Nyetimber Blanc de Blancs 2016 Magnum became the first sparkling wine produced outside of Champagne to win the Champion Sparkling Wine Trophy at the International Wine Challenge in the 34 years of the competition. Nyetimber's Head Winemaker, Cherie Spriggs, won Sparkling Winemaker of the Year for the second time. Her first win in 2018 made her the first winner from outside of champagne, and she remains the only female recipient of the award.

On April 03 2024 Nyetimber acquired The Lakes Distillery for £71 million pounds, the deal was finalised in June.

History

The Nyetimber estate was first recorded as “Nitimbreha” in the Domesday Book, which is believed to refer to a newly timbered house or a small timber plantation and was once home to Thomas Cromwell and later Anne of Cleves. Its English sparkling wine story began when the first vines were planted in 1988.

Nyetimber was acquired by an American couple, Stuart and Sandy Moss, in 1986. In 1988, they planted the first vines on the estate, becoming the first producer in England to plant pinot noir, chardonnay and pinot meunier exclusively for sparkling wine. The first vintage for Nyetimber was Blanc de Blancs 1992, which was released in 1996. The vintage went on to win gold at the International Wine and Spirit Competition and the Best English Wine trophy.

The most significant step forward for Nyetimber was in 2006 when the vineyard was taken over by the current owner and CEO, Eric Heerema, a Dutch businessman and wine enthusiast who bought the estate for £7.4 million. He believed the soil and south-facing slopes have the potential to create great wine.

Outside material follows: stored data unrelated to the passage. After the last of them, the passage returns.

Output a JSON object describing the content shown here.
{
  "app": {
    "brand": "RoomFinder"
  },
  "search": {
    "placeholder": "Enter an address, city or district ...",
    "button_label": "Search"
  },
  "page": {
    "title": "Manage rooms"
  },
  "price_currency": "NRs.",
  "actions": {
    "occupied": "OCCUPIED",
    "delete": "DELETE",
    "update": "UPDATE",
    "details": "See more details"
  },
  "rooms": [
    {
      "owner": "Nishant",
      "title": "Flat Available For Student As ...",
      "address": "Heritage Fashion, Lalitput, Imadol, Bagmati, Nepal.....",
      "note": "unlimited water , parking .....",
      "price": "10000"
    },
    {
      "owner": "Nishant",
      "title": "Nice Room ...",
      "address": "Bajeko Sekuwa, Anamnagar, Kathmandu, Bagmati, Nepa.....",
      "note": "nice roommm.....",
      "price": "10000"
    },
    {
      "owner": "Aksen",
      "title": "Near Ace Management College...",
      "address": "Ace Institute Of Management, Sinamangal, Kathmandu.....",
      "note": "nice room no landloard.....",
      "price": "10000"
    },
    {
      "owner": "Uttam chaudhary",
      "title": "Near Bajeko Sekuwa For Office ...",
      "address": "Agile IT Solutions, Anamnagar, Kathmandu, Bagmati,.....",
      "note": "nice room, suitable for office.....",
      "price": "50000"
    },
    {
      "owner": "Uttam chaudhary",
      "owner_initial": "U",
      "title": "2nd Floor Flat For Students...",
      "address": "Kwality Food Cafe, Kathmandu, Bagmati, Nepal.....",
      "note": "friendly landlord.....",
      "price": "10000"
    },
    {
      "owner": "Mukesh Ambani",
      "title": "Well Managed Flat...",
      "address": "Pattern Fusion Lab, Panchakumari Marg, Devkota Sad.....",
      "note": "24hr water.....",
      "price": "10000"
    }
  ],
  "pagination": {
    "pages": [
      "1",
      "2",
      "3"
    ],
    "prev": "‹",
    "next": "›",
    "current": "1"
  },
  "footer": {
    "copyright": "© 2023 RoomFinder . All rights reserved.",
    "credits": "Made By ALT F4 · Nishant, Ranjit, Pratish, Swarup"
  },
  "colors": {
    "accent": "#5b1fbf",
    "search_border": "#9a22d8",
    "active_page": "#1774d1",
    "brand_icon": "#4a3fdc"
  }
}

In 2007, winemakers and married couple Cherie Spriggs and Brad Greatrix contacted Eric Heerema after discovering Nyetimber in Canada and recognising a shared passion for English sparkling wine. Cherie is now Head Winemaker at Nyetimber and has helped secure international awards and global recognition for its wines.

Vineyards and Estate

The Nyetimber Estate is based in West Sussex with 11 vineyards throughout West Sussex, Hampshire and Kent. The south-facing sites are sheltered from the coastal weather and benefit from England’s mild climate, allowing grapes to ripen gradually. The vines are planted in chalk and greensand soils that are renowned in the world of sparkling wine.